Scott shuffled over to the lifeless creature that now lay in the snow. Massive banana sized fangs stuck out of its mouth as blood poured from its open jaw. This was no Siberian tiger. This was a saber-toothed cat.
“That’s no Siberian tiger. That’s an invasive species. It doesn’t belong in this time period,” Maddock said, staring at the giant cat in disbelief.
“Yeah, that’s definitely not a Siberian tiger. That’s a Jurassic Tiger,” Scott said, sidestepping on his skis around the colossal cat’s body, which was partially buried in the deep snow.
“Pleistocene tiger,” Maddock corrected.
“What?”
“Pleistocene, these things lived during the Pleistocene era, not the Jurassic period.”
“Ok,” Scott said, not really listening or comprehending Maddock’s words, “My grandpa saw these.”
“You never mentioned that, want to tell me everything he saw? Werewolves, too, maybe?”
“Grandpa said that the yetis never killed anything, they were friendly, even protective. It was all tigers that killed the dead people he saw. The yetis protected Colin and him,” Scott said, still seeming to be in a state of shock.
“Well, the things that killed Sasha weren’t tigers. If I were going to describe them, I would say they were, some kind of man or man-beast. It was a hominid,” Maddock said.

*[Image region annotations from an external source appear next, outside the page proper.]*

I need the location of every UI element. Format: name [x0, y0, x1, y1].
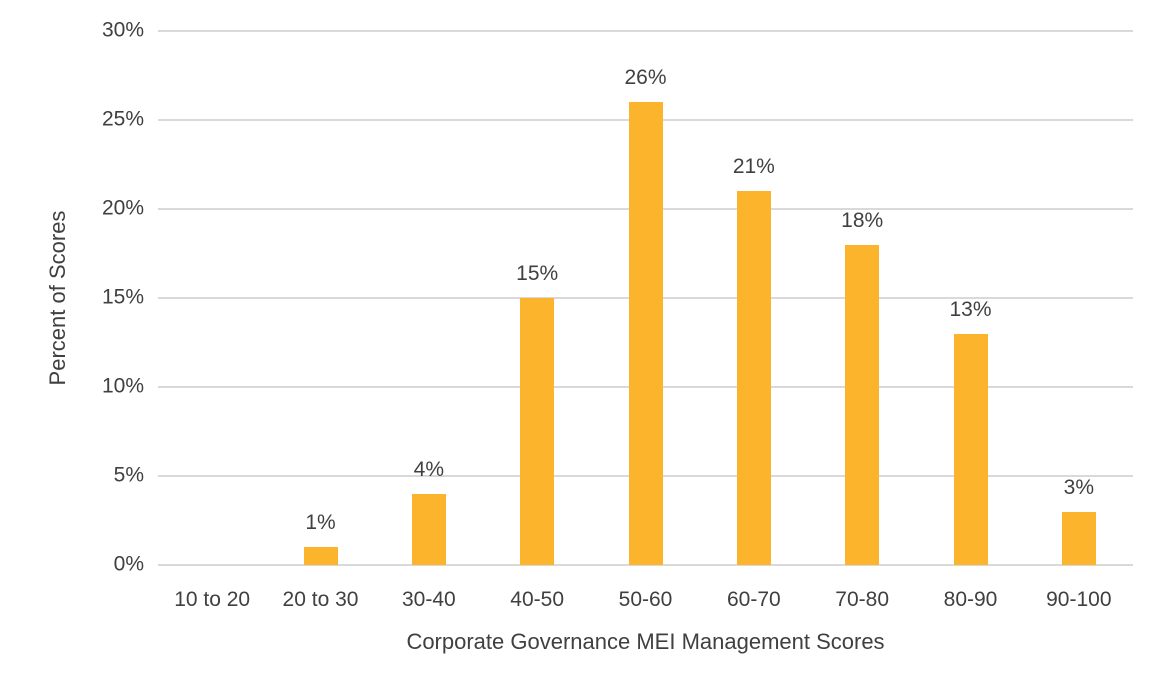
x-tick-label: 70-80 [835, 588, 890, 611]
bar-data-label: 21% [732, 155, 775, 179]
bar [303, 547, 338, 565]
bar-data-label: 3% [1063, 475, 1095, 499]
y-tick-label: 5% [113, 463, 144, 487]
x-tick-label: 90-100 [1046, 588, 1112, 611]
x-tick-label: 80-90 [943, 588, 998, 611]
gridline [158, 564, 1133, 566]
bar-data-label: 13% [949, 297, 992, 321]
x-tick-label: 30-40 [401, 588, 456, 611]
y-tick-label: 10% [101, 374, 144, 398]
x-tick-label: 40-50 [510, 588, 565, 611]
bar-data-label: 18% [841, 208, 884, 232]
bar [1061, 511, 1096, 565]
bar [628, 102, 663, 565]
bar-data-label: 15% [516, 262, 559, 285]
bar [411, 493, 446, 565]
y-tick-label: 25% [101, 107, 144, 131]
x-tick-label: 50-60 [618, 588, 673, 611]
y-tick-label: 0% [113, 552, 144, 576]
bar-data-label: 26% [624, 66, 667, 90]
x-tick-label: 20 to 30 [282, 588, 359, 611]
bar [736, 191, 771, 565]
bar-data-label: 1% [305, 511, 336, 535]
y-tick-label: 30% [101, 18, 144, 42]
bar [953, 333, 988, 565]
x-axis-title: Corporate Governance MEI Management Scor… [406, 629, 885, 654]
plot-area: 0% 5% 10% 15% 20% 25% 30% 10 to 20 1% 20 to 30 4% 3… [102, 19, 1133, 611]
y-tick-label: 20% [101, 196, 144, 220]
y-axis-title: Percent of Scores [45, 210, 70, 386]
bar [520, 298, 555, 565]
bar [845, 244, 880, 565]
x-tick-label: 10 to 20 [174, 588, 251, 611]
gridline [158, 30, 1133, 32]
y-tick-label: 15% [101, 285, 144, 309]
x-tick-label: 60-70 [726, 588, 781, 611]
bar-data-label: 4% [413, 457, 445, 481]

“Dude, what is a hominid? I have an accounting degree, I took physics and chem for my natural science credits, I don’t know any of this.”

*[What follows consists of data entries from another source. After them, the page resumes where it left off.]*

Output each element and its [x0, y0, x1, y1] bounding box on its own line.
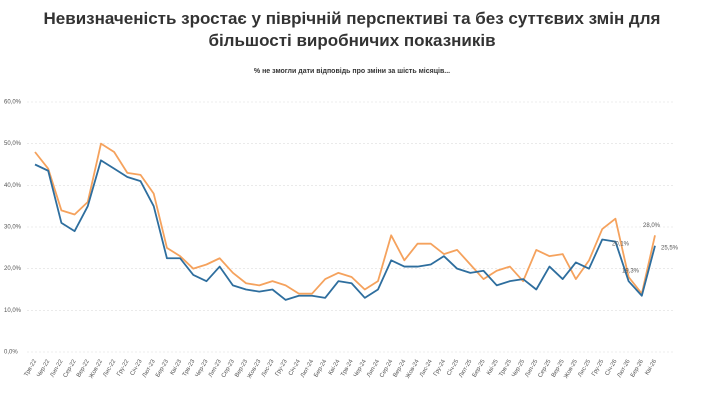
- y-tick-label: 0,0%: [4, 350, 18, 356]
- series-line: [34, 159, 656, 301]
- x-tick-label: Бер-23: [155, 358, 170, 378]
- x-tick-label: Жов-22: [89, 358, 105, 379]
- x-tick-label: Лис-22: [103, 358, 118, 378]
- x-tick-label: Жов-24: [405, 358, 421, 379]
- x-tick-label: Кві-23: [170, 358, 184, 376]
- x-tick-label: Бер-26: [630, 358, 645, 378]
- x-tick-label: Кві-25: [486, 358, 500, 376]
- x-tick-label: Кві-26: [645, 358, 659, 376]
- x-tick-label: Лис-25: [577, 358, 592, 378]
- x-tick-label: Кві-24: [328, 358, 342, 376]
- data-label: 28,0%: [643, 223, 661, 229]
- x-tick-label: Бер-25: [472, 358, 487, 378]
- x-tick-label: Бер-24: [313, 358, 328, 378]
- x-tick-label: Лис-23: [261, 358, 276, 378]
- series-line: [34, 142, 656, 295]
- y-tick-label: 50,0%: [4, 141, 22, 147]
- x-tick-label: Лис-24: [419, 358, 434, 378]
- y-tick-label: 20,0%: [4, 266, 22, 272]
- chart-title: Невизначеність зростає у піврічній персп…: [43, 9, 661, 50]
- data-label: 25,5%: [661, 245, 679, 251]
- y-tick-label: 40,0%: [4, 183, 22, 189]
- annotation: 20,1%: [612, 242, 630, 248]
- chart-subtitle: % не змогли дати відповідь про зміни за …: [253, 68, 451, 75]
- y-tick-label: 30,0%: [4, 225, 22, 231]
- y-tick-label: 10,0%: [4, 308, 22, 314]
- annotation: 19,3%: [622, 269, 640, 275]
- y-tick-label: 60,0%: [4, 100, 22, 106]
- x-tick-label: Жов-25: [563, 358, 579, 379]
- x-tick-label: Жов-23: [247, 358, 263, 379]
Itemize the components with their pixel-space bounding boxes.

“Alright, man, look, you should read some books. The thing that attacked us in the tent was like a human, but it was over seven feet tall, like close to eight, and it was covered in this rope-like fur.”
“Yeah, it was like a walking ghillie suit,” Scott said in a monotone voice.
“Yes, it was like that, its fur was like layered dreadlocks, and it stunk like the worst rotten fish stink and wet dog fur. They had claws and fangs, I thought they were maybe some kind of gorilla or monkey, but their face was…”
“Disturbingly human.”
“Yes!” Maddock said.
“So, yeah, that’s what attacked us, what does that have to do with this thing?” Scott questioned.
“You said it before Jurassic, like Jurassic Park,” Maddock said.
“But Pleistocene park instead?” Scott attempted a joke.
“Exactly!” Maddock said to a surprised Scott.
“What?” Scott said, bewildered.
“The smilodon is from the Pleistocene era, maybe this thing has come back from that time as well?”
“I don’t know, that seems insane.”
“This facility we’re going to? That’s a Vechnozelenaya Technology building?” Maddock asked.
“Yes.”
“Then we should find some answers when we get there,” Maddock said.
CHAPTER SIXTEEN
Vechnozelenaya Technology Building 4
MADDOCK PROPOSED THAT Scott lead with his goggles in IR mode and Maddock would follow watching for other creatures in thermal. Despite the sub-zero weather, he could see the heat rising off Scott’s parka and from his own skin. He was drenched in sweat from skiing too quickly and from the encounter with the saber-toothed tiger.
Maddock felt terrible shooting the animal and leaving it lay in the snow. They could have never moved the entire cat, however. Even the fur would have been well over 100 lbs. Maddock had considered taking one of the tusks, but even that would have easily been another 10 pounds, weight he did not need in his pack right now. Scott had assured him that first of all, they did not hunt this creature, it hunted them, and it was killed in self-defense. Then secondly, the animal would provide food to some creature, whether that be birds, or worms, it didn’t matter. How they were going to get out of Russia was a concern right now, doing it with a half-ton of prehistoric cat made the logistics impossible.